I grew up in Canada, but I’ve spent a lot of time in the United States. For a number of years I worked with U.S. based companies and spent a lot of time traveling back and forth to cities like New York, Dallas and Atlanta. And of course, I’ve vacationed across America for almost my entire life.
What I always loved about traveling stateside was the exposure to restaurant chains we didn’t have up here (but always saw advertised on TV thanks to US cable feeds). It was a huge treat to go to places like IHOP, TGI Fridays, or Applebees, or my absolute favorite: P.F. Chang’s. A client based in Dallas introduced me to PF Chang’s many years ago and it became a tradition that whenever I came to town, we went there for dinner.
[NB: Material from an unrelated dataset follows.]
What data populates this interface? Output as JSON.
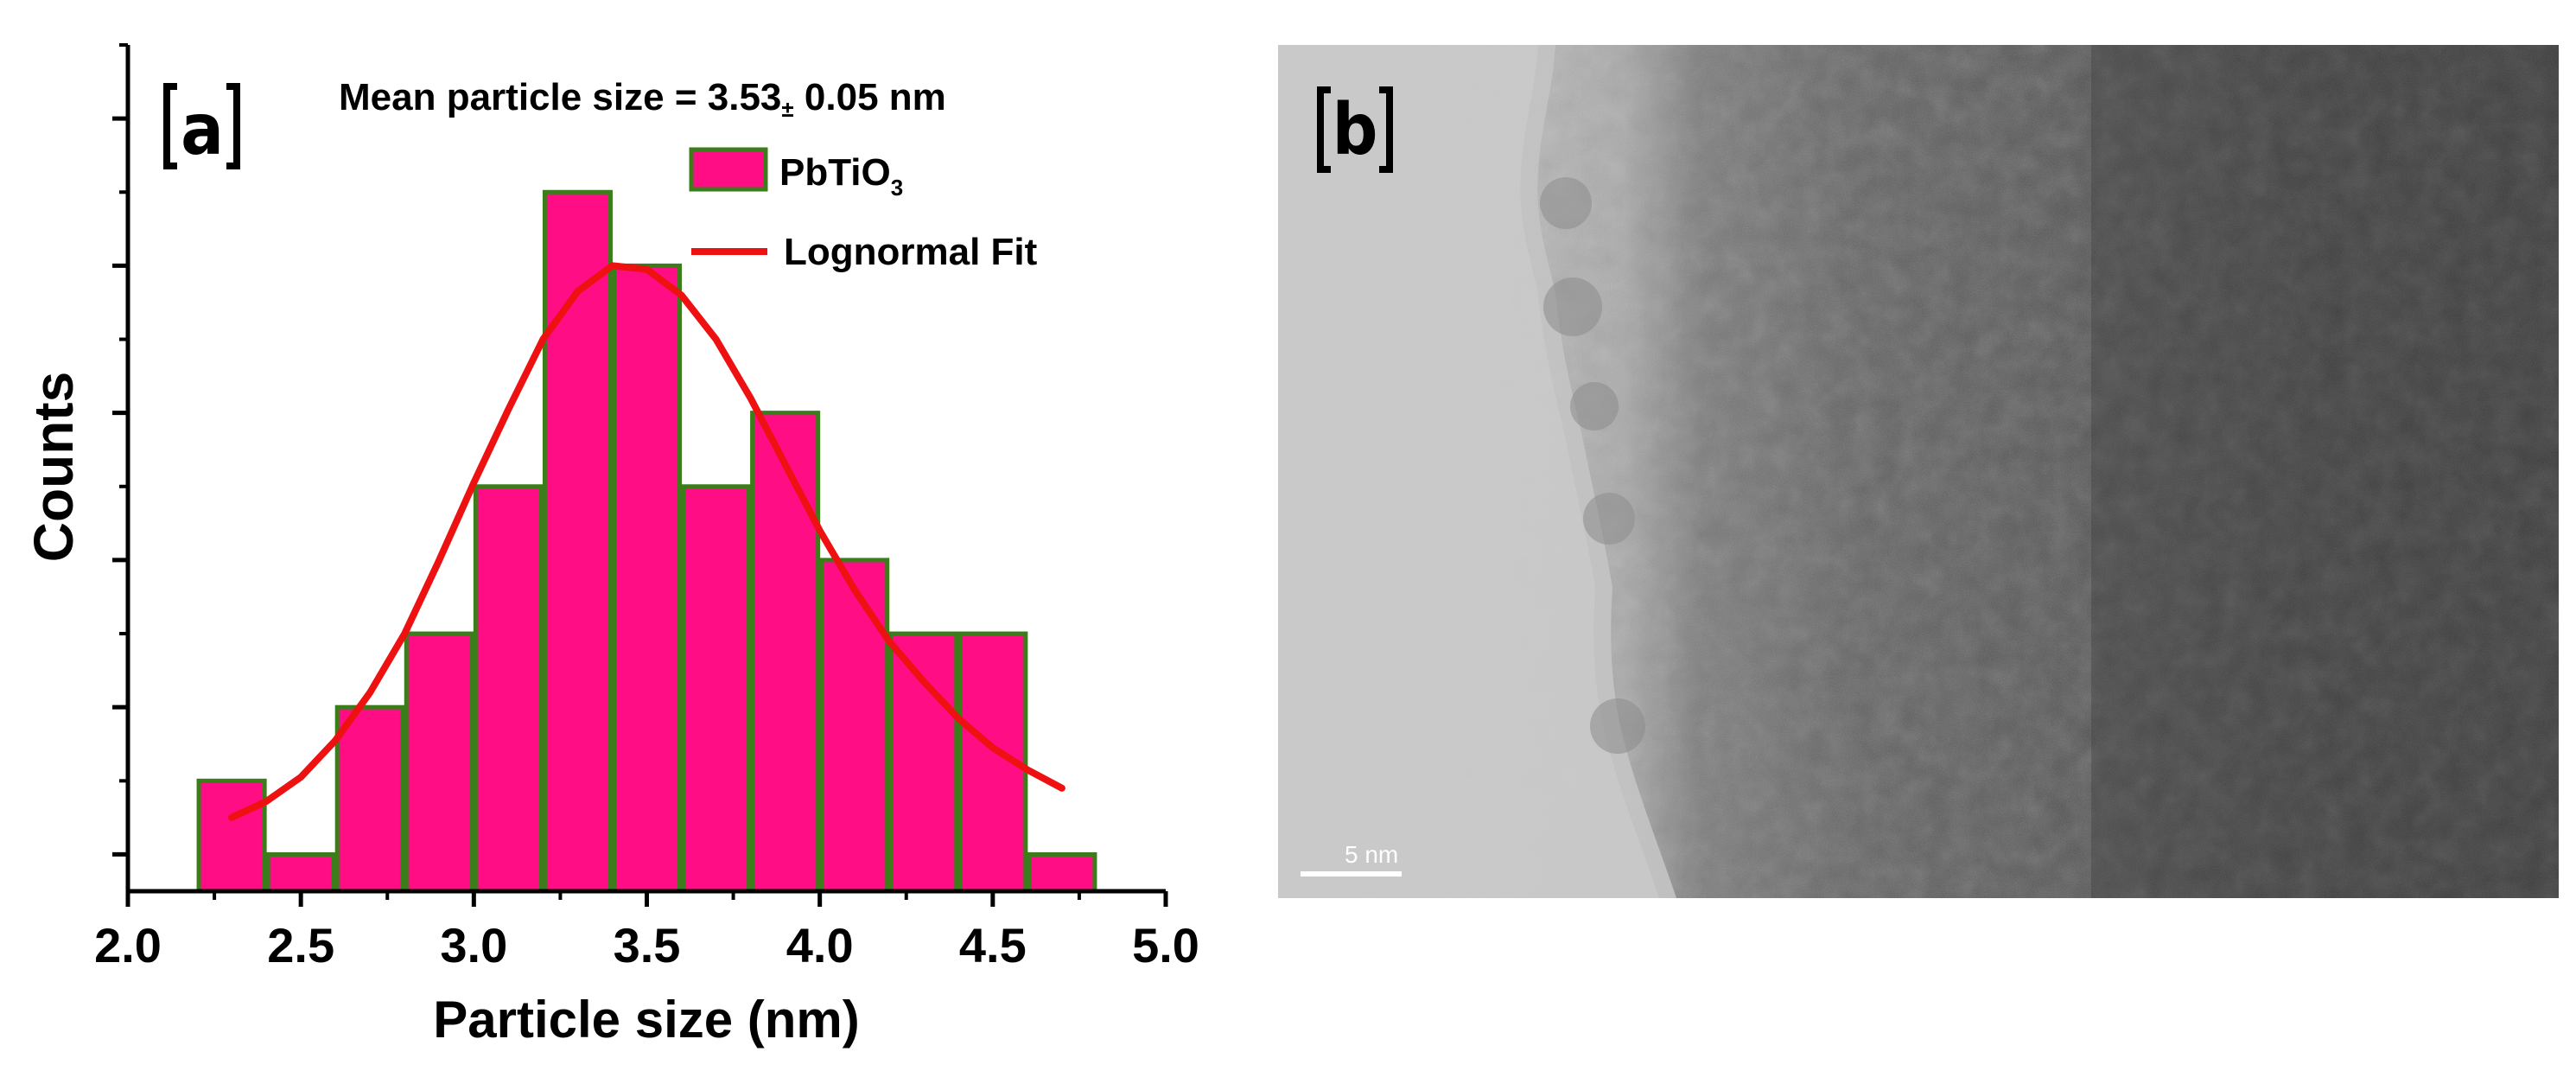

I don’t travel stateside as often as I’d like anymore, and I haven’t been inside a P.F. Chang’s in well over a decade, but I still have fond memories of many of their dishes. Particularly the ones I enjoyed in my pre-vegan days. So I’m embarking on a mission to recreate vegan versions of some of their classic dishes. I’ve started with a staple: Mongolian Beef.
Truthfully, this dish (like many on the menu), are all about the sauce. So I focused on nailing a sweet, sticky, soy glaze with just a trace of heat to tickle the taste buds, and then set about focusing on a protein. I wanted something that was easily available and familiar, and that didn’t require hours of prep. Truthfully, to imitate beef, seitan often works best, but I find that pan-fried seitan can have a soft, chewy texture, and I was going for something a little more dense. And seitan takes time to make. Tempeh and jackfruit didn’t make much sense either, based on their consistencies or their ability to stir fry well, so I chose old reliable: tofu.
I like cooking with extra firm tofu, as it has the least amount of water content in it, and it can stand up to almost any type of heat. What I didn’t want though, was the uniform look of tofu cubes. For this dish, I drained and pressed as much water as I could out of a block of tofu, then gently pulled it apart in random pieces and shapes. The ripped surface edges give the tofu a more realistic look, and crisp up better in a pan. Plus they allow for much more sauce to get in – which is key.
Once the tofu was torn, I pressed it again to get any additional water out, since I was going to dredge them in cornstarch before cooking to get that crispy exterior.
The traditional PF Chang’s version is simply flank steak and garlic green onions, but knowing how my kids feel about anything green, I added red peppers to my version, and used the green onion as a garnish.
The tricks to this dish are high heat and short cooking time. I don’t have a wok, so I used a deep non-stick skillet, which worked just as well. I served this dish with steamed rice, but truthfully it would be amazing with a vegan fried rice or even coconut rice too.
Copycat Vegan Mongolian Beef
2 teaspoons + 2 tablespoons olive oil
1/2 teaspoon minced ginger
4 cloves minced garlic
1/2 cup tamari or gluten free soy sauce
1/4 cup water
1/2 cup packed brown sugar
¼ – ½ tsp sriracha
½ large white onion, diced
1 red or green pepper, chopped
1 350g block of extra firm tofu, ripped into small chunks
1/3 cup cornstarch
2 green onions chopped
- Heat 2 tsp oil in a small pan over medium low. Add ginger and garlic and stir just until warm and fragrant, 1 – 2 min. Add soy sauce, water and brown sugar and bring to a boil. Let boil 3-5 minutes or until slightly thickened, stirring occasionally. Set aside.
- Add torn tofu pieces to a large Ziploc or resealable bag and add cornstarch. Shake to coat. Remove tofu from bag and set aside.
- Place 1 tablespoon of oil in a pan or wok and heat over medium high heat. Add white and green onions, and red or green pepper and cook until peppers are slightly soft and onion is translucent.
- Add remaining oil and tofu pieces. Do not overcrowd the pan – work in 2 batches if your pan isn’t very wide.
- Cook tofu, tossing frequently until all sides are browned. Add sauce to pan and cook on medium high heat until hot and bubbly – about 5 minutes.